N.T. Wright says it this way, “Learn to see the glory in the cross; learn to see the cross in the glory; and you will have begun to bring together the laughter and the tears of the God who hides in the cloud, the God who is to be known in the strange person of Jesus himself. This story is, of course, about being surprised by the power, love and beauty of God. But the point of it is that we should learn to recognize that same power, love and beauty within Jesus, and to listen for it in his voice—not least when he tells us to take up the cross and follow him.”[3]

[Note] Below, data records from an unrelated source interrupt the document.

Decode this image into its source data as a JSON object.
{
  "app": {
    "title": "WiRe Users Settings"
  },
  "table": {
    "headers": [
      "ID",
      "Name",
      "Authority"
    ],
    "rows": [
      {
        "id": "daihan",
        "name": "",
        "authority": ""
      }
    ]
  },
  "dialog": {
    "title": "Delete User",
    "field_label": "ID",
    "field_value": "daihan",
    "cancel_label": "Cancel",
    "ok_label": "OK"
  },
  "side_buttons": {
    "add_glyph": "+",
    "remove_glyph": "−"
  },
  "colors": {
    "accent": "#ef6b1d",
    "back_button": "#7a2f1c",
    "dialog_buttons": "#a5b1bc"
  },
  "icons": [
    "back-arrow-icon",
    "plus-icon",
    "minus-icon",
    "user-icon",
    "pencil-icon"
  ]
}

In this week, as we move from the glory of Jesus on the mountain, to journeying with Jesus, to obedience to the point of death on the cross, I invite us to consider what it means for God to be made glorious in people who take up their cross with Jesus; people who risk humiliation to follow God and love like Christ; people who long for the glorious vision of resurrection and are willing to listen to Jesus when it is costly in order to find his glory in the kingdom of God.
Conclusion
On this day which focuses on the transfiguration, we’ve looked at three important mountains. We have looked at God’s desire for relationship with his people on mount Sinai, we’ve seen the glory of God revealed in Jesus on Tabor, and we’ve considered the glorious cross on a hill outside of Jerusalem. God is creating a banquet to bring all kinds of people into, and we are reminded of it each week. Let’s become a people who invites others to the table in curiosity rather than pushing them off them mountain; a people who spend time listening to Jesus, seeking to understand more than to be understood; a people who take seriously the call to follow Jesus and love well in obedience when it is potentially humiliating and costly. It is in doing these things that God’s glory is made known in these weak vessels and will go to the nations in our lives and in the lives of the people around us.
Let me pray for us:
O God, who on the holy mount revealed to chosen witnesses your well-beloved Son, wonderfully transfigured, in raiment white and glistening: Mercifully grant that we, being delivered from the disquietude of this world, may by faith behold the King in his beauty; who with you and the Holy Spirit lives and reigns, one God, for ever and ever. Amen.
[1] St. Ephrem, Hymns on Paradise.
[2] NIV Application Commentary.
[3] Tom Wright, Matthew for Everyone, Part 2: Chapters 16-28 (London: Society for Promoting Christian Knowledge, 2004), 15.